I have spent the last 15 years of my life committed to serving students across Chicago as a teacher and a leader. But today, I am writing as the mother of two beautiful daughters – two girls who are depending on me to advocate for their future, just as your children depend on you.

Recently, I spent some time reflecting on my experience as a student in Chicago Public Schools, and I realized that I won the lottery.

I won the lottery because I was accepted into Lane Tech High School, one of two selective enrollment high schools in Chicago during the mid-90’s. I was the only one in my school, the only one on my block and the only one of my friends to be accepted.

Coming from Humboldt Park (before gentrification) and having the good fortune of attending Lane meant that I would have a fighting chance. It meant that I would have access that my peers didn’t have. It meant, quite honestly, that I could have the chance to experience life outside of the confines of my own gang-infested community.

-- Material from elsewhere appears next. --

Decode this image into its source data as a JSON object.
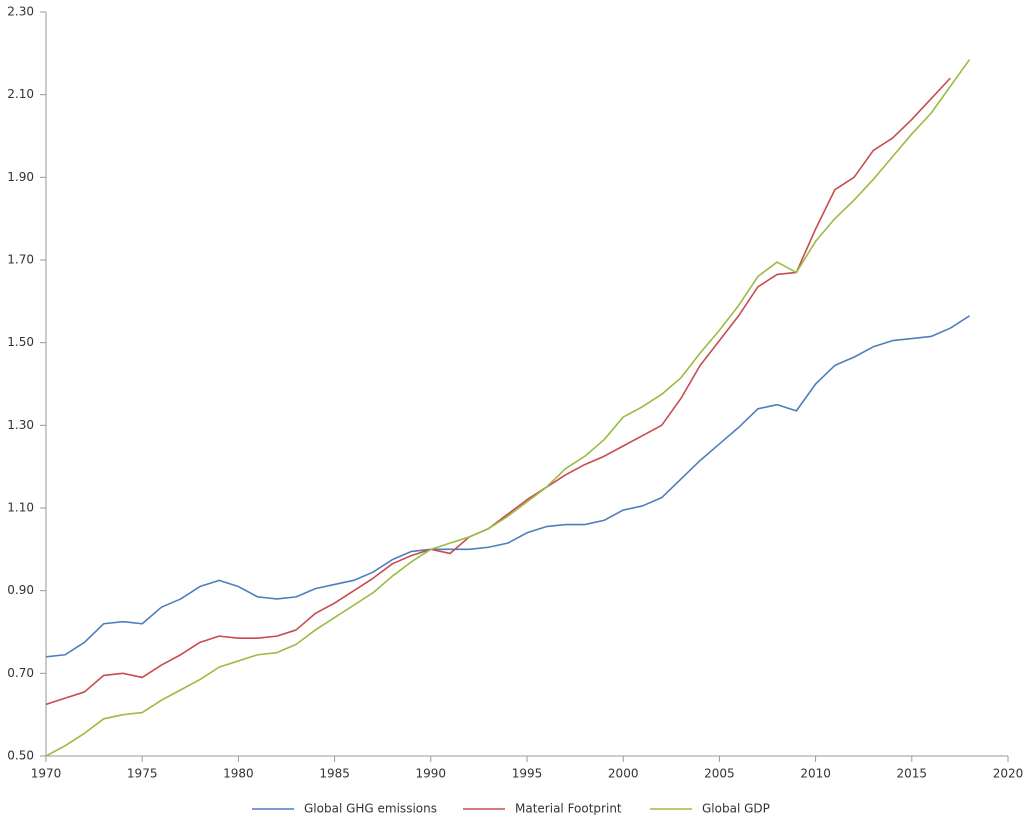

Before being accepted to Lane, I remember being more concerned about who I would have to fight to survive in the neighborhood high school than I was about where the education I received would take me. That was my reality.

So, I won the lottery. A quality education is a game changer. It’s a civil right, a difference maker and it really does change trajectories. I am an example of that. But what about everyone else?

Every student deserves to have access to a game-changing education that prepares them to be successful in college and in life…and if charters didn’t exist, thousands of families in this city would be left with just “pretty good” choices.

As parents, we know that education is the most critical lever to ensure that our children have the best chance at success. When we talk about charter school advocacy, for me, it’s not about charters being better than neighborhood schools or neighborhood schools being better than charters, it’s about giving parents options. It’s about taking a stand and saying “pretty good” isn’t good enough.

Yet we have so much farther to go. There are bills being voted on up in Springfield that would stop any new charter schools from opening in Chicago. These bills that would deny opportunity to thousands of children.

Today, there’s no cavalry riding in to help and it’s on us to make positive change. So the question I have for everyone is this: what will you do to fight for your children and your communities? What can we do together to make sure that the next generation of Chicago children gets the education they deserve?